The fundamental flaw in Defendant's argument is that it essentially attacks the merits of Plaintiff's class certification motion before it has been drafted and before Plaintiffs have had the opportunity to conduct necessary discovery. Allowing Plaintiff to conduct this survey does not constitute a ruling on any substantive class certification issue nor does it absolve Plaintiff from meeting Rule 23's requirements at the class certification stage. Rather, the Court is simply allowing Plaintiff the opportunity to conduct fact discovery that he reasonably contends is necessary for him to meet the class certification burden. Ultimately, to the extent that Defendant feels that Plaintiff's class certification motion runs afoul of Dukes, it will be free to so argue once the motion has been brought and all supporting facts have been marshaled. This is no reason, however, to deny Plaintiff the opportunity to conduct factual discovery that is relevant to the Rule 23 inquiry as discussed above.1 Tellingly, at the Case Management Conference, the Court asked Defendant's counsel how, if he were Plaintiff's counsel, he would go about attempting to meet his class certification burden in this case. Defense counsel responded that he would call putative class members, interview them, and attempt to meet the burden in this way. This is, in essence, what the proposed survey does but on a larger scale and in a fashion that is less intrusive to putative class members.

Accordingly, a survey will issue in this case. Plaintiff, as the parting seeking to propound this survey, will bear all costs associated with producing and disseminating the survey. Plaintiff shall retain a third-party administrator to disseminate the survey.

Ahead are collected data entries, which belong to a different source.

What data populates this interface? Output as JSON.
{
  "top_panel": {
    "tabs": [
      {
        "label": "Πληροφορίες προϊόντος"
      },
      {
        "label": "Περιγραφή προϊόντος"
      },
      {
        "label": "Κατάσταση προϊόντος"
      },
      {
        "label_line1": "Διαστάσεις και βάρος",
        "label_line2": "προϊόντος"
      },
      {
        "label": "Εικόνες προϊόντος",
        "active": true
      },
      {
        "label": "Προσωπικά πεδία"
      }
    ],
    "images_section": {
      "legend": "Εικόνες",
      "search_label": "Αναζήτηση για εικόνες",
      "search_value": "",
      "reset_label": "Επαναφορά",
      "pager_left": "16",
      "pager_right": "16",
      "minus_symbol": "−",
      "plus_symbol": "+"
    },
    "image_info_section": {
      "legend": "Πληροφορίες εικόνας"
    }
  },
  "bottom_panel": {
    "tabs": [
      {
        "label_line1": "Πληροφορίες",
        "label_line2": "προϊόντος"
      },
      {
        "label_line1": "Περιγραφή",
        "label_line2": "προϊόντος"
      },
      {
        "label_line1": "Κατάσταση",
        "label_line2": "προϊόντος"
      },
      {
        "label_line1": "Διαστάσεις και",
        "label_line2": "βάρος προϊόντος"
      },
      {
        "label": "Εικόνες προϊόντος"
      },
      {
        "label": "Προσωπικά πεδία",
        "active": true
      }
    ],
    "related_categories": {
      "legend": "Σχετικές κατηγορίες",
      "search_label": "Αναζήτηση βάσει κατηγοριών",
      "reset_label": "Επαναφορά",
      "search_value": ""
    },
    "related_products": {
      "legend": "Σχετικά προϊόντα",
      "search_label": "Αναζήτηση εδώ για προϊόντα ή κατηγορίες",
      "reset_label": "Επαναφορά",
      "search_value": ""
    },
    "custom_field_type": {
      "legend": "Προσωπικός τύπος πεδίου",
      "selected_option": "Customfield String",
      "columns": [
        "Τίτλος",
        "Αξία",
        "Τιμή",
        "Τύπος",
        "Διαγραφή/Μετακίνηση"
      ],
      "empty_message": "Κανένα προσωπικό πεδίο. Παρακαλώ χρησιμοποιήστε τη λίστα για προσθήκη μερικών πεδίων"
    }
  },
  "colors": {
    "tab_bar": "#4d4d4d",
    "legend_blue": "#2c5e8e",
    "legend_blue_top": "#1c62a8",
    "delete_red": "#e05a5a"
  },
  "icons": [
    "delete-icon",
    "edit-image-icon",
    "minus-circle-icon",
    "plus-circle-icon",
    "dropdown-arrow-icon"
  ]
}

Further, the survey may only be distributed to those putative class members who received a Belaire notice and did not opt-out. Retail Service Specialists did not receive the Belaire notice because Plaintiff did not discover that the Specialists had allegedly performed bank deposits until after the notice had been distributed. Accordingly, prior to distribution of the survey, a new Belaire notice shall be distributed to the Retail Service Specialists to provide them an opportunity to opt-out of having their contact information shared with Plaintiff. The survey shall not be distributed to Defendant's store managers. The same concerns regarding contacts with a represented party that caused the Court to exempt store managers from the initial Belaire notice apply equally to the proposed survey. To the extent that Plaintiff seeks discovery from Defendant's store managers, depositions are the proper vehicle

Finally, the Court will not prevent Plaintiff from distributing his version of the proposed survey. Defendant raises a number of challenges to the form and substance of Plaintiff's questions. As Plaintiff's discovery device, it is Plaintiff who runs the risk that his questions may be deficient, vague, or otherwise result in responses insufficient to meet his class certification burden.

In light of the above, the parties are ordered to meet and confer and arrive at an agreement on the following: (1) A schedule for the revised Belaire notice that shall be distributed only to the Retail Service Specialists; (2) A schedule for the dissemination and return of Plaintiff's survey; and (3) a briefing schedule for Plaintiff's class certification motion. The parties shall file a stipulation that addresses these three schedules no later than Wednesday, January 14, 2015 at 5:00pm

IT IS SO ORDERED.

FootNotes


1. It is worth noting that there are decisions, post-Dukes, that have continued to recognize the continued viability of statistical data in Rule 23 analyses, at least in certain circumstances. See, e.g., Rodriguez v. National City Bank, 726 F.3d 372, 386 n.15 (3d Cir. 2013) ("That is not to say that statistics could never be a viable element of proof of commonality in a disparate impact case. Indeed, several post-Dukes cases have relied on statistical analyses in their commonality determinations."). This is yet another reason why Defendant's Dukes argument is premature until Plaintiff has actually presented his evidence and arguments.